Outre-Sarine, la fondation et le label du même nom jouissent d’une bonne notoriété, ce qui n’est toujours pas le cas dans notre région linguistique. A ce propos, les exploitations comme celles de la famille Junod ont un rôle précieux à jouer. Hormis ces derniers, ProSpecieRara a d’autres ambassadeurs animaliers dans le Nord vaudois. Claudia Steinacker Chollet pense notamment à Frank Siffert, expert pour les cochons laineux, et dont le domaine agricole de La Coudre, à Bonvillars, oeuvre à la conservation de divers végétaux et animaux.

Laine teinte régionale

A Fontanezier, Céline Ammann teint la laine des moutons miroirs avec des plantes de son jardin ou cueillies dans la région. Benoît Breton, de Bretonnières, entretient, avec des chèvres bottées et des vaches d’Interwald appartenant à la Confédération, les prairies maigres de la région de Romainmôtier, dans le cadre d’un programme de protection national.

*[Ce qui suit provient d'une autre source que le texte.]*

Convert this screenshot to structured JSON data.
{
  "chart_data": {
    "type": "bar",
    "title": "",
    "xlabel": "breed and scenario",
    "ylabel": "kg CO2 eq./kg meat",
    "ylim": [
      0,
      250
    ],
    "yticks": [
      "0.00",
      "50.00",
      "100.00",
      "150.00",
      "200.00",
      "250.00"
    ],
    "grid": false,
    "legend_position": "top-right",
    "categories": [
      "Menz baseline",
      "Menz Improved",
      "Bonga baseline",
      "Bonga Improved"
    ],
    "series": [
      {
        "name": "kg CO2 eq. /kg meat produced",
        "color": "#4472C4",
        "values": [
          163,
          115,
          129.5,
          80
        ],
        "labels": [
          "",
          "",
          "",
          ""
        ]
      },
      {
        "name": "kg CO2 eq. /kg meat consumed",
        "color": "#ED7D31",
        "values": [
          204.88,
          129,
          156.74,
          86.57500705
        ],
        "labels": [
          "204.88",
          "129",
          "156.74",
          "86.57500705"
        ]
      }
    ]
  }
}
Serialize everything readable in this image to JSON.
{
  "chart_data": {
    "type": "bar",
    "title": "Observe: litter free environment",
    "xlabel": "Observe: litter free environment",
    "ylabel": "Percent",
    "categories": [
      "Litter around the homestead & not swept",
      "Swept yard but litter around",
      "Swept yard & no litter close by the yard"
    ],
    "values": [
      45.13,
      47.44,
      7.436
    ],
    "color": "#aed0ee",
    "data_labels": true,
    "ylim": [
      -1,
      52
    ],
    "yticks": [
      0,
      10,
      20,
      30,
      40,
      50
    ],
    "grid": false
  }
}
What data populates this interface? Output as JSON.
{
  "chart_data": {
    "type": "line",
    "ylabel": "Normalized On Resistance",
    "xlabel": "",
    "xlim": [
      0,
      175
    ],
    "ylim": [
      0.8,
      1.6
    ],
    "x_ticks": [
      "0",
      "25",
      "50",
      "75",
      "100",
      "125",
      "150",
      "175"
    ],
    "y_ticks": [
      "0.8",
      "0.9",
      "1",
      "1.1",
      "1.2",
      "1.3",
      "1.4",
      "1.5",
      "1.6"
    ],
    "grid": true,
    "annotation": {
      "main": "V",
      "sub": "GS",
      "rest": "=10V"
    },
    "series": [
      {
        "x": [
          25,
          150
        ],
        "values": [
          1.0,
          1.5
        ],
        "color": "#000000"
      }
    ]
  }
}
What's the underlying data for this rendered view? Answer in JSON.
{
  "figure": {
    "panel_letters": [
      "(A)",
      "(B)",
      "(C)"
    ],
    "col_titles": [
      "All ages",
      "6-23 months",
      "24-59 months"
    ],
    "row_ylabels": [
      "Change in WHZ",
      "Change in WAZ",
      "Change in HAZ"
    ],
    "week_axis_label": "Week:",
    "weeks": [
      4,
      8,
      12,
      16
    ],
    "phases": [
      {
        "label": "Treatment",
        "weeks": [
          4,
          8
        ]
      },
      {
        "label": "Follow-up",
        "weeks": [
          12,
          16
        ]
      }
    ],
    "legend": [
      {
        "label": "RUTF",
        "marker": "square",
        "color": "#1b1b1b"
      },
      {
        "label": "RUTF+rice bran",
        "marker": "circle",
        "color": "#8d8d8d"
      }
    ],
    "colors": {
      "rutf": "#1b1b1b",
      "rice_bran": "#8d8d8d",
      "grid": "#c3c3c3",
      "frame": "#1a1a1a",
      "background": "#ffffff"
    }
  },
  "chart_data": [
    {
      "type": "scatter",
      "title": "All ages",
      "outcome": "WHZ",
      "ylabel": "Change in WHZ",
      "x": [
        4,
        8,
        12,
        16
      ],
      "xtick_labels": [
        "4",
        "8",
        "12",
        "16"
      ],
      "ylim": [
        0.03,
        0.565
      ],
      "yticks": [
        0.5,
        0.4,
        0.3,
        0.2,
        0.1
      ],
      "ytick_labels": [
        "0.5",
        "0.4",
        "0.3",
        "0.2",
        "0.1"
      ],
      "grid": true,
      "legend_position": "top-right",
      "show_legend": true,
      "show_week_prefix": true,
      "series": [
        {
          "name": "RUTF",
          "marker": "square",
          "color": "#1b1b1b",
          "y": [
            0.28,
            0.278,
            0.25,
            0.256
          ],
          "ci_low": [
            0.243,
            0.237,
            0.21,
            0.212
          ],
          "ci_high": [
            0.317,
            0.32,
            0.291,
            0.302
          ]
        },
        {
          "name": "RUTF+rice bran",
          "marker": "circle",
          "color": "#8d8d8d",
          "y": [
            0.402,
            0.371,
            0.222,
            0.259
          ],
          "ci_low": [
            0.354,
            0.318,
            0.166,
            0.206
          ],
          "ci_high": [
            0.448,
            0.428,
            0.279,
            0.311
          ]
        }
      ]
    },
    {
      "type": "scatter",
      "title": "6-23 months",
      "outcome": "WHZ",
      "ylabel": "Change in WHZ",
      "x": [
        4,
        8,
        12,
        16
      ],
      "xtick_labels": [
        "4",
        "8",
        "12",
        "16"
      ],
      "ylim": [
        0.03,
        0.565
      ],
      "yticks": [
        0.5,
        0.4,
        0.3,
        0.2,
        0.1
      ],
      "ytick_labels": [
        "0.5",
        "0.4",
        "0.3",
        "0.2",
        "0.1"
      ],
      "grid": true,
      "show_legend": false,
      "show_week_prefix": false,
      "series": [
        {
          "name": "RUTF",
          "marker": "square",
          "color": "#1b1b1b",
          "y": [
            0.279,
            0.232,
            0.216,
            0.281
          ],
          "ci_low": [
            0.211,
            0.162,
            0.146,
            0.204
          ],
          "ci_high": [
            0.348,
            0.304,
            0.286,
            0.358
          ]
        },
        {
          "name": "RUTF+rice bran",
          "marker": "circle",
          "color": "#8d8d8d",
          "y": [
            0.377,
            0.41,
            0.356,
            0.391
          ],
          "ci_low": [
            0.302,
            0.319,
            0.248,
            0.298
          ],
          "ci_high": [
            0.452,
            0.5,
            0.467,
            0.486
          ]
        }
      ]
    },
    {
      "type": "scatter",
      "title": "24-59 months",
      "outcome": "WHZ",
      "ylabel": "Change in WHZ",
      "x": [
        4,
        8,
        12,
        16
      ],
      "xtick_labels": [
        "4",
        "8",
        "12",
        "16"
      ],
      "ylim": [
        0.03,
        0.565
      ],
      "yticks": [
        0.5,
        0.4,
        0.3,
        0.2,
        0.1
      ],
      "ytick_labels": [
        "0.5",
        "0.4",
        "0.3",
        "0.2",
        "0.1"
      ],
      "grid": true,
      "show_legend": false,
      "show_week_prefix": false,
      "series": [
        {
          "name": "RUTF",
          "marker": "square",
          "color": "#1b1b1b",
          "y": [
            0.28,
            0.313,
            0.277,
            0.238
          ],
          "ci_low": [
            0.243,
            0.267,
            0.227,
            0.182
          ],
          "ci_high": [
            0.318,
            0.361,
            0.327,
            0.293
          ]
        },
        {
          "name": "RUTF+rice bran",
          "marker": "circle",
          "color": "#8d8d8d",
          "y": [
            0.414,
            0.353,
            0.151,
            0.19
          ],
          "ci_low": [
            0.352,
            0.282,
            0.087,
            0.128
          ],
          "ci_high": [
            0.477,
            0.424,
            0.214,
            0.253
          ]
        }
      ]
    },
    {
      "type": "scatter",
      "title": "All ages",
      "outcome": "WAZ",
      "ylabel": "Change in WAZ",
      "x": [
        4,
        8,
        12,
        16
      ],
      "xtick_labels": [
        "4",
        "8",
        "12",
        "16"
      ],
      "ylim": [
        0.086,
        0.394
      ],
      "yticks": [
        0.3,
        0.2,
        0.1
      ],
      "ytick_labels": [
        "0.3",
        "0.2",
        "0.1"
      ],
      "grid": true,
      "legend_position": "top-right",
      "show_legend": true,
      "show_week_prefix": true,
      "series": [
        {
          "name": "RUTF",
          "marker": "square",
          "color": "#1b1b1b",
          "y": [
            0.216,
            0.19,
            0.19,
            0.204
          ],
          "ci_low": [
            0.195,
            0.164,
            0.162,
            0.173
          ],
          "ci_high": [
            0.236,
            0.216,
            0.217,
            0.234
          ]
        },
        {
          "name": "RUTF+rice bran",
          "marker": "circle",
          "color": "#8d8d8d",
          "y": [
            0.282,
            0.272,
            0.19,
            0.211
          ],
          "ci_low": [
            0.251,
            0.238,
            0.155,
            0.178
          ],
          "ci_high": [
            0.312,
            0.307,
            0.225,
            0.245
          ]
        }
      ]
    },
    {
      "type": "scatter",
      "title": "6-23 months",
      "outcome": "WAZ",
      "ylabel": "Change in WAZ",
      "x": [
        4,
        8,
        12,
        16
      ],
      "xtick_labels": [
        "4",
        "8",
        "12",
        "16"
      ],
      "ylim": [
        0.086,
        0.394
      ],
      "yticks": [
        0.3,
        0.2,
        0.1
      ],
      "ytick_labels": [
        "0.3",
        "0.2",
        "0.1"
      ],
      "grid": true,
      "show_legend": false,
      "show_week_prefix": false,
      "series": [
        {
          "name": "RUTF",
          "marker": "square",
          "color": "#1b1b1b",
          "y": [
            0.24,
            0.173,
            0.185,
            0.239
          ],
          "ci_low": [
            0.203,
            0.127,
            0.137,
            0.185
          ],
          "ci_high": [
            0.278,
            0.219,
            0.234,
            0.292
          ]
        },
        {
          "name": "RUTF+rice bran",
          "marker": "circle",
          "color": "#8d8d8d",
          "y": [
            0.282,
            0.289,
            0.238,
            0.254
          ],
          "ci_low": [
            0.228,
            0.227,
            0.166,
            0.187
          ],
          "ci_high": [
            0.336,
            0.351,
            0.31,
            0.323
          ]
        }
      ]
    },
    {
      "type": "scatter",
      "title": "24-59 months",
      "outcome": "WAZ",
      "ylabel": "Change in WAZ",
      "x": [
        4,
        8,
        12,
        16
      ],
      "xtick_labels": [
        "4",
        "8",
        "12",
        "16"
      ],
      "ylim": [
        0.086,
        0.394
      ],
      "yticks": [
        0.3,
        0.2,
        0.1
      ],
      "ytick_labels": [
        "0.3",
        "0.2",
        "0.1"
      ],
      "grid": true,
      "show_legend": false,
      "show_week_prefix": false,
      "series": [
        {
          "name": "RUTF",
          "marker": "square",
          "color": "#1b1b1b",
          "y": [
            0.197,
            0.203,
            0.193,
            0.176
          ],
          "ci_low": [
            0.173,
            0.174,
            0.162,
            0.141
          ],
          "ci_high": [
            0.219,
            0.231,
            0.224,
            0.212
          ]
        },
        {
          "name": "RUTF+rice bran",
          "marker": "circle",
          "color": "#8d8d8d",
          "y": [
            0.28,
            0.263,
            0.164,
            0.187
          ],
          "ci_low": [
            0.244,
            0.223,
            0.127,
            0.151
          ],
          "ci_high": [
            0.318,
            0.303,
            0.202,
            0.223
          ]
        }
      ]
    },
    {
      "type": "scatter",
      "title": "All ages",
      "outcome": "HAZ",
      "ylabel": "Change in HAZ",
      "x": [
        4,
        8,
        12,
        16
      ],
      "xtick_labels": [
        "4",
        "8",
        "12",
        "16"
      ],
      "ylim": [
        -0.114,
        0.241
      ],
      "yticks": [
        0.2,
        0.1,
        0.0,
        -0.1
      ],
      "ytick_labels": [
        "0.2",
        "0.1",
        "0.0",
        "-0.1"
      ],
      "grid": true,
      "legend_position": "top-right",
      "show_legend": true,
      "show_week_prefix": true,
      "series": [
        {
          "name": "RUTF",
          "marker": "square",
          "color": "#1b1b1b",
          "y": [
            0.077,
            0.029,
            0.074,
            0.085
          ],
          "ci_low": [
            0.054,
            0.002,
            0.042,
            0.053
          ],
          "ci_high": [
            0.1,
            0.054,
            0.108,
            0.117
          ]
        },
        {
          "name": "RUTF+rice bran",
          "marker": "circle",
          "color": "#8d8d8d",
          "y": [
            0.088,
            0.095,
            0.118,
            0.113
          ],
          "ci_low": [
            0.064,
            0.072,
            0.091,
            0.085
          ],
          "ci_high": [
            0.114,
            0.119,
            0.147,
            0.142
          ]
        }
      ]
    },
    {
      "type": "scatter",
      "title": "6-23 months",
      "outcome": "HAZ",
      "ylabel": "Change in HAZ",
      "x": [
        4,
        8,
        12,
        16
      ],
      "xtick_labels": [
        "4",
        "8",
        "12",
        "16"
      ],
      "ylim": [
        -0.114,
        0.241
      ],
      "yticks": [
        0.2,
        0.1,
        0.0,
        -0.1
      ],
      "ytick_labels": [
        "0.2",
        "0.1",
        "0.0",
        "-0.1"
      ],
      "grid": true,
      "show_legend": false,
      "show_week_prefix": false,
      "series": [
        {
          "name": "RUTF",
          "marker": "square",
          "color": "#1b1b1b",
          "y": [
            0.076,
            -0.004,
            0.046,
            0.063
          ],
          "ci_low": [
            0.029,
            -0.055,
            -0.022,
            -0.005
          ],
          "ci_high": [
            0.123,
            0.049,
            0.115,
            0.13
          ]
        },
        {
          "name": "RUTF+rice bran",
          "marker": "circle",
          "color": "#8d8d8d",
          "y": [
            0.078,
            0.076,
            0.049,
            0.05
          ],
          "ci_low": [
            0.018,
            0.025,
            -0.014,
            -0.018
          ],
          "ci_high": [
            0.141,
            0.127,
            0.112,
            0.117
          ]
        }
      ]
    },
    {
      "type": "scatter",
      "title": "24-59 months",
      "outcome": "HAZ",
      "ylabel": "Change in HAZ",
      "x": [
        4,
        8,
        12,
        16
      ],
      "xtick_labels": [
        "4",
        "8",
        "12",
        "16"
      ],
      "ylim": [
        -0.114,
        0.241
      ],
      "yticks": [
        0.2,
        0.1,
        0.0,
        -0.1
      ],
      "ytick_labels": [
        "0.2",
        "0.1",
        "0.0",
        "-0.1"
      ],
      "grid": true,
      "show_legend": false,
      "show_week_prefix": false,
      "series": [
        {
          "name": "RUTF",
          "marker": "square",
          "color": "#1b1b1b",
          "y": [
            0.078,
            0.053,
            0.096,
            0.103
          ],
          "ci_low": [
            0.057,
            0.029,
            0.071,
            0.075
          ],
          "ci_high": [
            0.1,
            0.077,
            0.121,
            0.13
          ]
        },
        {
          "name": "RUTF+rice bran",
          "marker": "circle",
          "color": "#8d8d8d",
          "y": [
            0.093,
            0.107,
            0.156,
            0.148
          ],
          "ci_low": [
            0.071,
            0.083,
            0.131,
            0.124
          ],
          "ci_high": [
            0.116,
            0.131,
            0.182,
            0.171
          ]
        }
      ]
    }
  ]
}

Ce répertoire est proche de l’exhaustif, dans la mesure où il est établi sur la base des listes transmises chaque année par les associations d’élevage. «Chaque personne qui fait partie d’un des programmes de conservation –il en existe pour 26 animaux de rente- devient automatiquement membre actif de ProSpecieRara», précise-t-elle.